7

777 75 4
                                    

Dua bulan kemudian.

Hari demi hari telah berlalu, tak terasa kini telah dua bulan sejak kejadian pertengkaran hebat di antara Jeongyeon, Jihyo dan Nayeon waktu itu.

Hari-hari mereka kini tidak ada sapaan hangat atau candaan garing dari Jeongyeon seperti biasanya yang berakhir toyoran pada kepalanya. Baik Jihyo maupun Nayeon menjauhi Jeongyeon, bagaimana pun Jeongyeon meminta maaf pada mereka, selalu mereka hindari, yang berujung penolakan dari keduanya.

Dan Jeongyeon hanya bisa melakukan hal itu hanya tiga kali saja, karena mereka telah berjanji pada masing-masing, di dalam persahabatan mereka apabila salah seorang melakukan kesalahan dan ingin meminta maaf, maka diberi kesempatan hanya tiga kali saja. Selebihnya, mungkin akan mendapat perlakuan yang fatal. Karena tiga kali pun sudah dirasa cukup, sisanya hanya tinggal memikirkan apakah pantas untuk dimaafkan atau tidak.

Jeongyeon berjalan dengan lemasnya di koridor kampus, hari ini ia tidak bersemangat sama sekali. Rasanya hari-harinya semakin terasa berat tidak ada sahabat-sahabatnya seperti biasanya. Bahkan walaupun dirinya dan Jihyo berada di kelas yang sama, nyatanya Jihyo menjauhinya. Tidak ingin berdekatan dengannya.

Semua ini membuat Jeongyeon semakin merasa bersalah, penyesalan yang teramat dalam terus saja menghantuinya.

Jeongyeon tersenyum kecut, ia menatap pada Jihyo dan Nayeon yang tengah duduk berjauhan di kantin kampus. Seperti orang asing yang tidak saling mengenal satu sama lain.

Jeongyeon menghela nafasnya, lalu berjalan ke salah satu kursi. Dan duduk sembari menunggu Mina yang belum datang.

Pandangannya terus tertuju pada Nayeon dan Jihyo yang duduk berjauhan darinya. Itu terasa aneh awalnya, tetapi selama dua bulan ini, ia telah terbiasa melihat pemandangan seperti ini. Tetapi tetap saja, itu terasa aneh bagi Jeongyeon.

Nayeon yang duduk sendirian, padahal ia sama sekali tidak suka kesendirian seperti itu, bahkan ketika mereka masih bersama, Nayeon selalu minta pada mereka untuk menemaninya. Jihyo yang kini bersama laki-laki teman kelasnya, tidak biasanya Jihyo ditemani oleh laki-laki.
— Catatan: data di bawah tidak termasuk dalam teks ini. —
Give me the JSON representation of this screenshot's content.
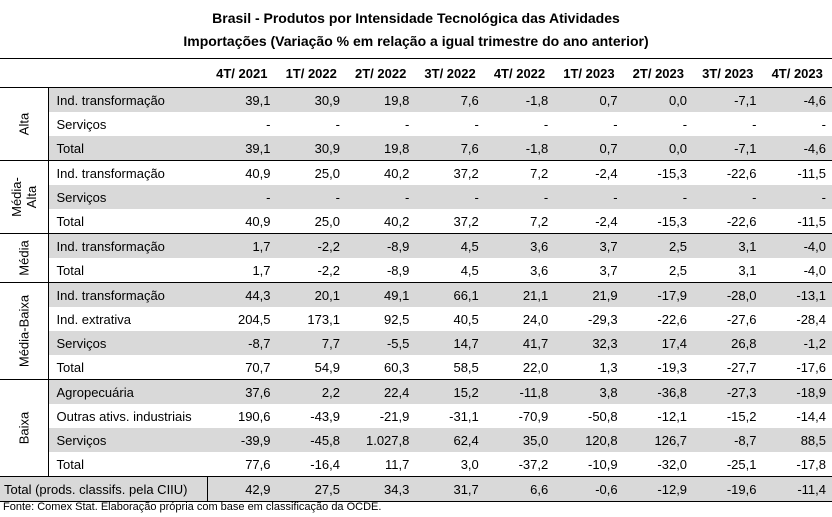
{
  "title": "Brasil - Produtos por Intensidade Tecnológica das Atividades",
  "subtitle": "Importações (Variação % em relação a igual trimestre do ano anterior)",
  "columns": [
    "4T/ 2021",
    "1T/ 2022",
    "2T/ 2022",
    "3T/ 2022",
    "4T/ 2022",
    "1T/ 2023",
    "2T/ 2023",
    "3T/ 2023",
    "4T/ 2023"
  ],
  "groups": [
    {
      "name": "Alta",
      "rows": [
        {
          "label": "Ind. transformação",
          "shaded": true,
          "values": [
            "39,1",
            "30,9",
            "19,8",
            "7,6",
            "-1,8",
            "0,7",
            "0,0",
            "-7,1",
            "-4,6"
          ]
        },
        {
          "label": "Serviços",
          "shaded": false,
          "values": [
            "-",
            "-",
            "-",
            "-",
            "-",
            "-",
            "-",
            "-",
            "-"
          ]
        },
        {
          "label": "Total",
          "shaded": true,
          "values": [
            "39,1",
            "30,9",
            "19,8",
            "7,6",
            "-1,8",
            "0,7",
            "0,0",
            "-7,1",
            "-4,6"
          ]
        }
      ]
    },
    {
      "name": "Média-\nAlta",
      "rows": [
        {
          "label": "Ind. transformação",
          "shaded": false,
          "values": [
            "40,9",
            "25,0",
            "40,2",
            "37,2",
            "7,2",
            "-2,4",
            "-15,3",
            "-22,6",
            "-11,5"
          ]
        },
        {
          "label": "Serviços",
          "shaded": true,
          "values": [
            "-",
            "-",
            "-",
            "-",
            "-",
            "-",
            "-",
            "-",
            "-"
          ]
        },
        {
          "label": "Total",
          "shaded": false,
          "values": [
            "40,9",
            "25,0",
            "40,2",
            "37,2",
            "7,2",
            "-2,4",
            "-15,3",
            "-22,6",
            "-11,5"
          ]
        }
      ]
    },
    {
      "name": "Média",
      "rows": [
        {
          "label": "Ind. transformação",
          "shaded": true,
          "values": [
            "1,7",
            "-2,2",
            "-8,9",
            "4,5",
            "3,6",
            "3,7",
            "2,5",
            "3,1",
            "-4,0"
          ]
        },
        {
          "label": "Total",
          "shaded": false,
          "values": [
            "1,7",
            "-2,2",
            "-8,9",
            "4,5",
            "3,6",
            "3,7",
            "2,5",
            "3,1",
            "-4,0"
          ]
        }
      ]
    },
    {
      "name": "Média-Baixa",
      "rows": [
        {
          "label": "Ind. transformação",
          "shaded": true,
          "values": [
            "44,3",
            "20,1",
            "49,1",
            "66,1",
            "21,1",
            "21,9",
            "-17,9",
            "-28,0",
            "-13,1"
          ]
        },
        {
          "label": "Ind. extrativa",
          "shaded": false,
          "values": [
            "204,5",
            "173,1",
            "92,5",
            "40,5",
            "24,0",
            "-29,3",
            "-22,6",
            "-27,6",
            "-28,4"
          ]
        },
        {
          "label": "Serviços",
          "shaded": true,
          "values": [
            "-8,7",
            "7,7",
            "-5,5",
            "14,7",
            "41,7",
            "32,3",
            "17,4",
            "26,8",
            "-1,2"
          ]
        },
        {
          "label": "Total",
          "shaded": false,
          "values": [
            "70,7",
            "54,9",
            "60,3",
            "58,5",
            "22,0",
            "1,3",
            "-19,3",
            "-27,7",
            "-17,6"
          ]
        }
      ]
    },
    {
      "name": "Baixa",
      "rows": [
        {
          "label": "Agropecuária",
          "shaded": true,
          "values": [
            "37,6",
            "2,2",
            "22,4",
            "15,2",
            "-11,8",
            "3,8",
            "-36,8",
            "-27,3",
            "-18,9"
          ]
        },
        {
          "label": "Outras ativs. industriais",
          "shaded": false,
          "values": [
            "190,6",
            "-43,9",
            "-21,9",
            "-31,1",
            "-70,9",
            "-50,8",
            "-12,1",
            "-15,2",
            "-14,4"
          ]
        },
        {
          "label": "Serviços",
          "shaded": true,
          "values": [
            "-39,9",
            "-45,8",
            "1.027,8",
            "62,4",
            "35,0",
            "120,8",
            "126,7",
            "-8,7",
            "88,5"
          ]
        },
        {
          "label": "Total",
          "shaded": false,
          "values": [
            "77,6",
            "-16,4",
            "11,7",
            "3,0",
            "-37,2",
            "-10,9",
            "-32,0",
            "-25,1",
            "-17,8"
          ]
        }
      ]
    }
  ],
  "total": {
    "label": "Total (prods. classifs. pela CIIU)",
    "shaded": true,
    "values": [
      "42,9",
      "27,5",
      "34,3",
      "31,7",
      "6,6",
      "-0,6",
      "-12,9",
      "-19,6",
      "-11,4"
    ]
  },
  "source": "Fonte: Comex Stat. Elaboração própria com base em classificação da OCDE.",
  "colors": {
    "shade": "#d9d9d9",
    "rule": "#000000"
  }
}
Jeongyeon tersenyum tipis kala melihat Mina yang tengah berjalan menghampirinya, "Udah lama?" Mina duduk di samping Jeongyeon.

Jeongyeon menggelengkan kepalanya, "Baru kok. Gimana tadi kelasnya?"

"Ya gitu, nanti ada kerja kelompok paling buat presentasi minggu depan," jawab Mina.

Ya, selama dua bulan terakhir juga, Mina selalu bersama Jeongyeon, menemaninya ketika tengah sendiri seperti ini. Dan terkadang juga mereka tidak sungkan lagi untuk memamerkan kemesraan mereka di kampus ataupun di tempat umum.

"Kamu mau apa? Udah sarapan belum?"

Satu hal yang Jeongyeon sukai dari Mina, sosok perhatiannya yang kadang melebihi seperti seorang ibu pada anaknya. Bahkan Mina yang disangka oleh orang-orang pendiam itu akan menjadi cerewet ketika dirinya yang selalu melewatkan jam makan atau melupakan sesuatu hal penting.

Jeongyeon menganggukkan kepalanya, "Udah kok."

Mata Mina memicing tajam menatap Jeongyeon, "Jangan bilang kalau cuman roti lagi?"

Jeongyeon terkekeh pelan. Mina selalu hapal tentang dirinya.

"Makan ya? Kamu udah kurusan gini Jeong," Mina mengangkat pergelangan tangan Jeongyeon untuk diperlihatkannya pada Jeongyeon, "Nih, liat. Aku gak suka kamu gini."

Jeongyeon tersenyum tipis, "Aku gak laper. Kamu aja gih sana."

Mina menghela nafasnya kasar, bagaimana pun ia memaksa Jeongyeon tetap saja ia lebih keras pada pendiriannya. Jeongyeon memang keras kepala, malah lebih keras dari pada batu.